Tuesday, May 24, 2011

Names

Jennifer Erin Felix taught me that when you know someone’s name you cannot hate them. I met Jennifer at a youth event when she wrote one of the most awesome prayers I’ve ever heard. I followed her progress through college and we had several discussions over whether she wanted to go to seminary. But first, she had to sift through the wire mesh of limitations that would present itself to a gay woman in the Presbyterian Church.  While the Presbyterian Church took some time to decided whether to ordain gay folks Jennifer grappled with transgender issues and is now transitioning to Jeff and working with the United Church of Christ in Florida.

Barbara was my sister-in-law for eight years. There are only a select few who call her Babs, the nickname my brother bestowed on her early in the marriage. Loving Babs is as easy as rain falling down your cheeks in a springtime shower.  She is a woman of grace, dignity and generosity.  The thing I have always loved the most about her is that she always insisted on doing the dishes after Thanksgiving and Christmas. She wouldn’t even let me in the kitchen. She also was rabid about paying the tab at a restaurant. I learned to negotiate the payment in the parking lot before we even entered the restaurant.

When she left my brother for a woman I expected to have a jolt the first time I called her house and another woman answered. But to my surprise the only jolt was that the woman had a New York accent. It turned out that my Texan prejudice against Yankees was far stronger than my opinions about sexuality. Thankfully that affair didn’t last long and for around 30 years now Babs has been committed to Tracee, a delightful woman with no discernible accent. They were finally married in 2016 in what I call "My big fat Las Vegas Lesbian Buddhist Wedding"

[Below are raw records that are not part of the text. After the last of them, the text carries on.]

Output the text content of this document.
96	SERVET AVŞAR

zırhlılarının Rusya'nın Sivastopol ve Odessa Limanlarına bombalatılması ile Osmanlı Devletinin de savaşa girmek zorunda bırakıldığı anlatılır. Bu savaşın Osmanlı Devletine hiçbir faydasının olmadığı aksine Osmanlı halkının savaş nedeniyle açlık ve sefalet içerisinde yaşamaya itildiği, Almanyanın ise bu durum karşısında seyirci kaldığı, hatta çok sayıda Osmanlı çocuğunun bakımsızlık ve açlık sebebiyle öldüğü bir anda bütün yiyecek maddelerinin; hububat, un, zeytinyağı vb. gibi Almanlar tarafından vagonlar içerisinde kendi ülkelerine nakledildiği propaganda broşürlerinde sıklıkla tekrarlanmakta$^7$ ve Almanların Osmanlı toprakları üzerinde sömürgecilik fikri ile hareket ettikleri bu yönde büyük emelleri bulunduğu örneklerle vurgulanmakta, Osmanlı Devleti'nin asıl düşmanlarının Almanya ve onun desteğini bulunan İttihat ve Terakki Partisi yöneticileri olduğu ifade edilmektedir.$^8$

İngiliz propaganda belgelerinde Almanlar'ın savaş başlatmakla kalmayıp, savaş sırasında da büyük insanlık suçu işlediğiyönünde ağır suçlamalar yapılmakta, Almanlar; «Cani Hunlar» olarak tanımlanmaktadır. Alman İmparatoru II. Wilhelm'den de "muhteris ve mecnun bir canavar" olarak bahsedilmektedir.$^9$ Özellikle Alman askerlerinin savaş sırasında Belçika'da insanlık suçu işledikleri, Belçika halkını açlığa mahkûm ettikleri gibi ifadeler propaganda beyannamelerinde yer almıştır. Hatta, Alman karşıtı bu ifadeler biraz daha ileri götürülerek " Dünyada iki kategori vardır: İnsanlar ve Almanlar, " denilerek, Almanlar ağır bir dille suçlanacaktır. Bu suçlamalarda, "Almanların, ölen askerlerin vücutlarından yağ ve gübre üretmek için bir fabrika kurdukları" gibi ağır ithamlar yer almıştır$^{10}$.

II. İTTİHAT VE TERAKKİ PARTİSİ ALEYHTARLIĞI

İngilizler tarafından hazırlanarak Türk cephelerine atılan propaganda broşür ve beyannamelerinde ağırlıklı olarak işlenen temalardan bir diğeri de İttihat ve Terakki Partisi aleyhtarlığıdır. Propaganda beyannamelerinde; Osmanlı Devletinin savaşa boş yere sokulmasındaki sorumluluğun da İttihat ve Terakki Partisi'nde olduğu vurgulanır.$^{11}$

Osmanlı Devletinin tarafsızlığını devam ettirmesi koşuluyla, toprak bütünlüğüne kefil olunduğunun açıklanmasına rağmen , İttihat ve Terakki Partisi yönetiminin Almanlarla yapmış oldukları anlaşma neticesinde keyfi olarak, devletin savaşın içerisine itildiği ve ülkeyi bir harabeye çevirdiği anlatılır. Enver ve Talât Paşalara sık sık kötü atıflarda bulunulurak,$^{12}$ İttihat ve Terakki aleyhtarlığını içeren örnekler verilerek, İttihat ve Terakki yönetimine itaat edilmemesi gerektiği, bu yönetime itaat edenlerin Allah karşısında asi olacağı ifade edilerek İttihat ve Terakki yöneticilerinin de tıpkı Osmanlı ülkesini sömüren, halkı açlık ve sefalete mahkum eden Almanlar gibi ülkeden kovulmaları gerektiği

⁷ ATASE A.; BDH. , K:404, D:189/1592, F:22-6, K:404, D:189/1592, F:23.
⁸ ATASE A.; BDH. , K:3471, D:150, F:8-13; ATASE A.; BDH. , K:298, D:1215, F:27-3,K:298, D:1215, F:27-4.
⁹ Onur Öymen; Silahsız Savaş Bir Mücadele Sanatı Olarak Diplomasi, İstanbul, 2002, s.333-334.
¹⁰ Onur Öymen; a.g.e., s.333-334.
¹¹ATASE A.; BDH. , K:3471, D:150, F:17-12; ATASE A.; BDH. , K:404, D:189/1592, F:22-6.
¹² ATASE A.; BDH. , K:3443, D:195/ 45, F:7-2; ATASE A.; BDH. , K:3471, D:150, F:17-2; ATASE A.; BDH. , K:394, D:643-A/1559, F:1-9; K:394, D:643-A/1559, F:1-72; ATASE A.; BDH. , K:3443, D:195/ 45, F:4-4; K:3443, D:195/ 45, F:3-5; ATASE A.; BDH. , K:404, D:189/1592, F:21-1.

Mary Stuart never had a middle name. She never married so she lived and died by those three syllables. She was my older sister and she died on her thirtieth birthday. In that short time she packed enough misery to take anyone to their knees. She had so many problems that being gay was just one on the list. She was an alcoholic and a drug addict; schizophrenic, overweight and left handed. And the left handedness was by default when the bullet from a suicide attempt left her right hand paralyzed. Plus she was incredibly short.

She had more than a few problems, you might say.

When she came out to me in the last few years of her tumultuous life I couldn’t accept the idea. And I’m afraid I never did during her lifetime. At that time in the late 60’s, there had been no conversation in the American culture about homosexuality. So I was flying solo trying to figure out where a lesbian sister fit into my life. They found her body underneath her 3rd floor window the afternoon of her birthday. We will never know if she jumped or fell. By the time she died, her life was so chaotic that we seldom had any contact with each other, not enough to have any real conversations about her sexual orientation. But I can say with the authority of someone who watched her life unfold alongside my own that I know she never chose to be lesbian any more than she chose to be schizophrenic or short, nearsighted, brown haired or right handed.

Isaac Bennett Towb actually began his life as Leah Kathryn. The thing I loved best about Leah was watching her carefully scoop chocolate cake onto a potato chip to eat when she was around second grade. “I like this kid,” I thought to myself. She was in my Confirmation Class but wasn’t a person to stand out, for being either good or bad in particular. I did notice that she was a good artist as evidenced by the pictures she would draw on her Styrofoam cup during meals. When she was in high school she started fading from church. She resurfaced about a year ago in search of names for when she transitioned into a legal male. He had one of the most interesting and imaginative experiences a human can have: He got to pick the name that went on his new birth certificate.  He got to name himself. And he wanted to be called Ike.

His mother and I, being the age we are, could only think of President Eisenhower at the sound of the name. I suggested putting the more formal name of Isaac on the documents; “ In case you ever want to run for president,” I told him. I know it worked for Eisenhower to be known as Ike but I had some doubts that my Ike would command an army on the same magnitude as D Day. Eisenhower could probably have run as Shirley and still been elected President. Plus, I pointed out, Isaac means “God’s laughter.” Somewhere along the line, biology had played an enormous, cruel joke on Leah and this would give Ike (and God) the last laugh.

You may have figured out by now that I do not personally believe in the inerrancy of the bible and I don’t run around proof-texting my religion. And I don’t believe that my own marriage needs defending. We are just fine, thank you. Why don’t you go feed some starving children instead of worrying about who is married to whom?

I believe in love. I believe, like Jennifer, that when you know someone’s name you cannot hate them. And when you find something unique in them like eating chocolate cake with potato chips you can fall in love with them so purely, so joyfully, so exuberantly, that sex becomes only a tiny part of who they are.

Can we please move on to more important things now?

One final note:   I always get permission from the people involved when I write something like this. Babs, who has more guts than anyone I know, also has a small but growing business and was a little lerry of having her last name used so I left it off.  Maybe we haven't progressed as far as I thought.